The kidnapping in Port Harcourt comes a day after a US oil executive was shot dead in the city.

A rebel group waging a five-month-old campaign of attacks against the industry said it was not involved in the abduction, which police and oil industry sources attributed to a community dispute.
   
Industry sources said the foreigners were employees of Italian oil contractor Saipem and the Italian foreign ministry said they included at least one Italian national.

Police said one suspected kidnapper had been arrested.

An oil industry source, who asked not to be named because of his company's policy, said: "A group of expatriates were kidnapped in Port Harcourt city.
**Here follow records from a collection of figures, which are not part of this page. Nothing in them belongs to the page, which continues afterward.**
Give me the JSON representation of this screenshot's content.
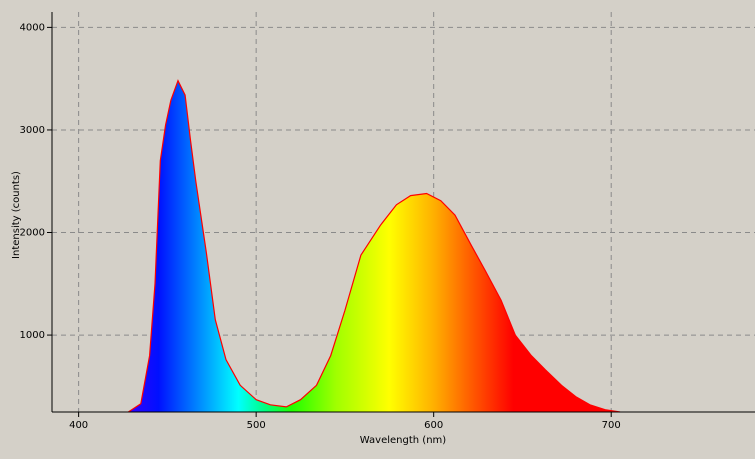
{
  "chart_data": {
    "type": "area",
    "x_label": "Wavelength (nm)",
    "y_label": "Intensity (counts)",
    "x": [
      428,
      435,
      440,
      443,
      446,
      449,
      452,
      456,
      460,
      463,
      466,
      469,
      472,
      477,
      483,
      491,
      500,
      508,
      517,
      525,
      534,
      542,
      550,
      559,
      570,
      579,
      587,
      596,
      604,
      612,
      621,
      629,
      638,
      646,
      655,
      663,
      672,
      680,
      688,
      697,
      705
    ],
    "series": [
      {
        "color": "#ff0000",
        "values": [
          250,
          330,
          800,
          1500,
          2700,
          3050,
          3290,
          3480,
          3340,
          2900,
          2500,
          2150,
          1800,
          1150,
          760,
          510,
          370,
          320,
          300,
          370,
          510,
          800,
          1240,
          1780,
          2070,
          2270,
          2360,
          2380,
          2310,
          2170,
          1880,
          1630,
          1340,
          1000,
          800,
          660,
          510,
          400,
          320,
          270,
          250
        ]
      }
    ],
    "xlim": [
      385,
      781
    ],
    "ylim": [
      250,
      4150
    ],
    "xticks": [
      400,
      500,
      600,
      700
    ],
    "yticks": [
      1000,
      2000,
      3000,
      4000
    ],
    "grid": true
  }
}
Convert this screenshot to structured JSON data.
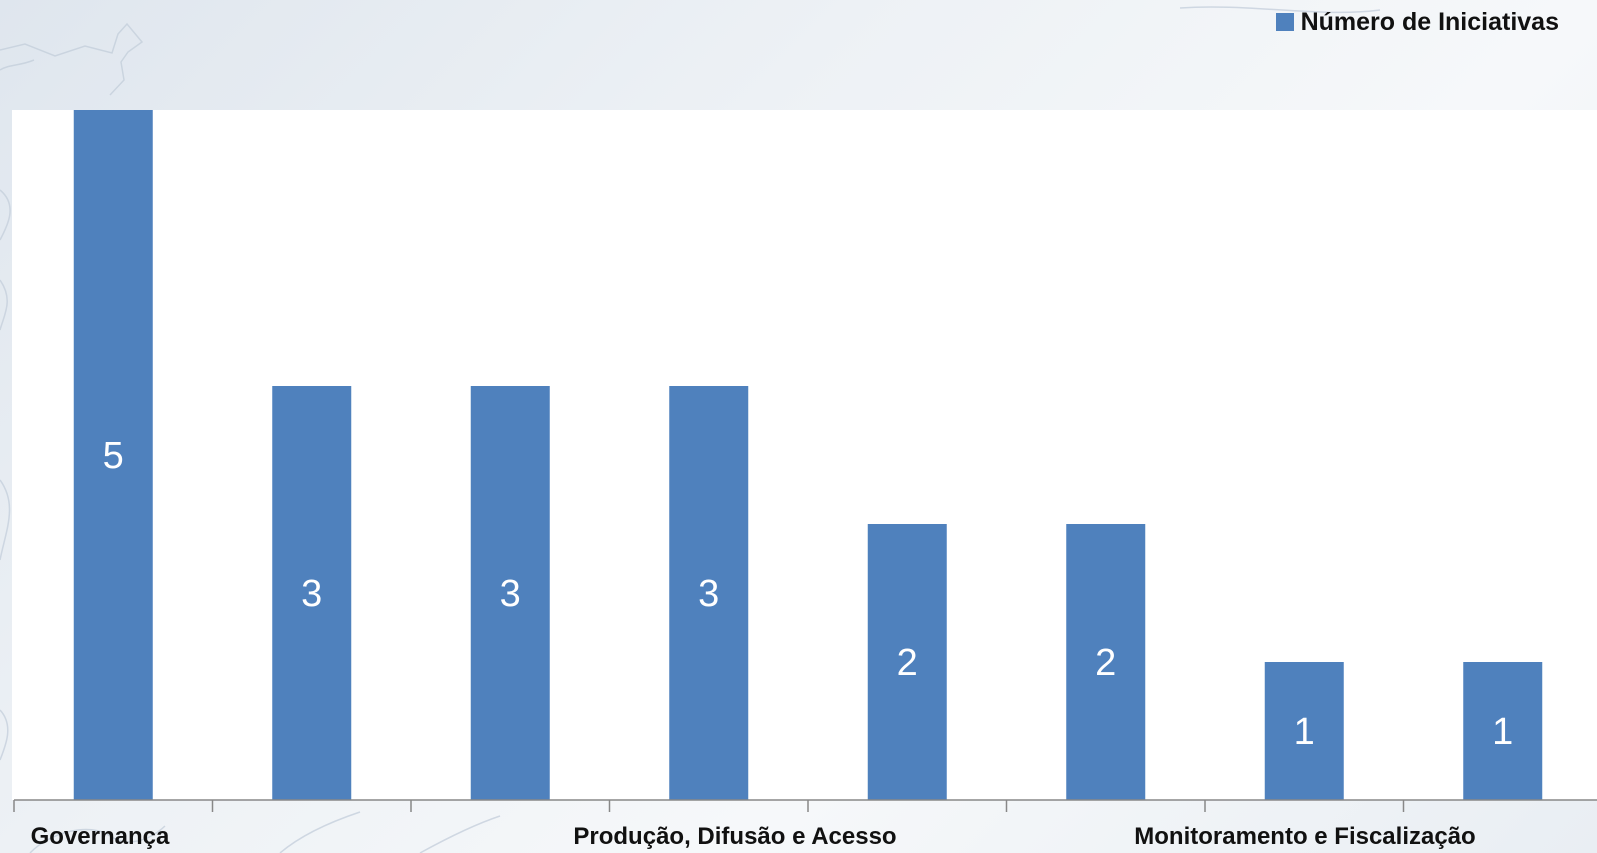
{
  "colors": {
    "bar": "#4f81bd",
    "axis": "#888888",
    "label_on_bar": "#ffffff",
    "text": "#111111"
  },
  "legend": {
    "label": "Número de Iniciativas"
  },
  "chart_data": {
    "type": "bar",
    "categories": [
      "Governança",
      "",
      "",
      "Produção, Difusão e Acesso",
      "",
      "",
      "Monitoramento e Fiscalização",
      ""
    ],
    "series": [
      {
        "name": "Número de Iniciativas",
        "values": [
          5,
          3,
          3,
          3,
          2,
          2,
          1,
          1
        ]
      }
    ],
    "data_labels": [
      "5",
      "3",
      "3",
      "3",
      "2",
      "2",
      "1",
      "1"
    ],
    "title": "",
    "xlabel": "",
    "ylabel": "",
    "ylim": [
      0,
      5
    ],
    "grid": false,
    "legend_position": "top-right"
  }
}
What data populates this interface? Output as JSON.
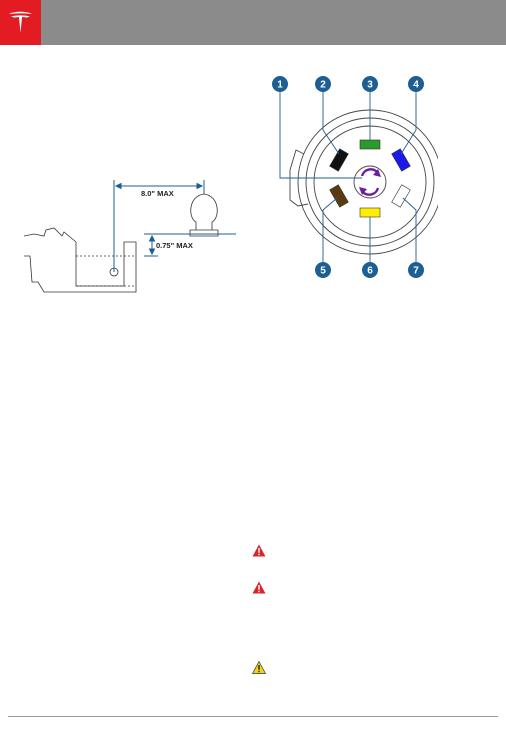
{
  "header": {
    "brand_icon": "tesla-logo-icon"
  },
  "hitch_diagram": {
    "max_length_label": "8.0\" MAX",
    "max_height_label": "0.75\" MAX"
  },
  "connector_diagram": {
    "pins": [
      {
        "number": "1",
        "color": "#6a1fa0"
      },
      {
        "number": "2",
        "color": "#111111"
      },
      {
        "number": "3",
        "color": "#2a9a2a"
      },
      {
        "number": "4",
        "color": "#1a1aee"
      },
      {
        "number": "5",
        "color": "#5a3a10"
      },
      {
        "number": "6",
        "color": "#ffee00"
      },
      {
        "number": "7",
        "color": "#ffffff"
      }
    ],
    "callout_color": "#1d5f93"
  },
  "warnings": [
    {
      "icon": "warning-red-icon"
    },
    {
      "icon": "warning-red-icon"
    },
    {
      "icon": "caution-yellow-icon"
    }
  ]
}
"They had mobile [armed] police escort, but the kidnappers got the mobile police out of the car and kidnapped the expatriates."

Community blamed

Samuel Agbetuyi, Rivers State Police Commissioner, said reports of the kidnapping were sketchy. 

Nigeria is the world's eighth-
largest oil exporter

"One of those who did it has been arrested," he said.

The Movement for the Emancipation of the Niger Delta, whose attacks against the world's eighth-largest oil exporter have cut output by a quarter, told Reuters by email that they were not responsible.

Police and industry sources attributed it to a community problem.

An oil industry source said talks were already under way with the community to secure their release.

Kidnapping is a fairly common method used by impoverished villages in the lawless delta, suffering neglect from their own government, to extract benefits or cash from oil companies.

US worker killed

On Wednesday a gunman on a motorcycle shot dead a US citizen working for Baker Hughes, a Texan oil services company.

Diplomatic and oil industry sources said the killing was probably an isolated incident related to a work dispute.

Port Harcourt is the largest city in the Niger Delta, which pumps all of Nigeria's oil, and several multinationals have offices there, including Royal Dutch Shell and Agip.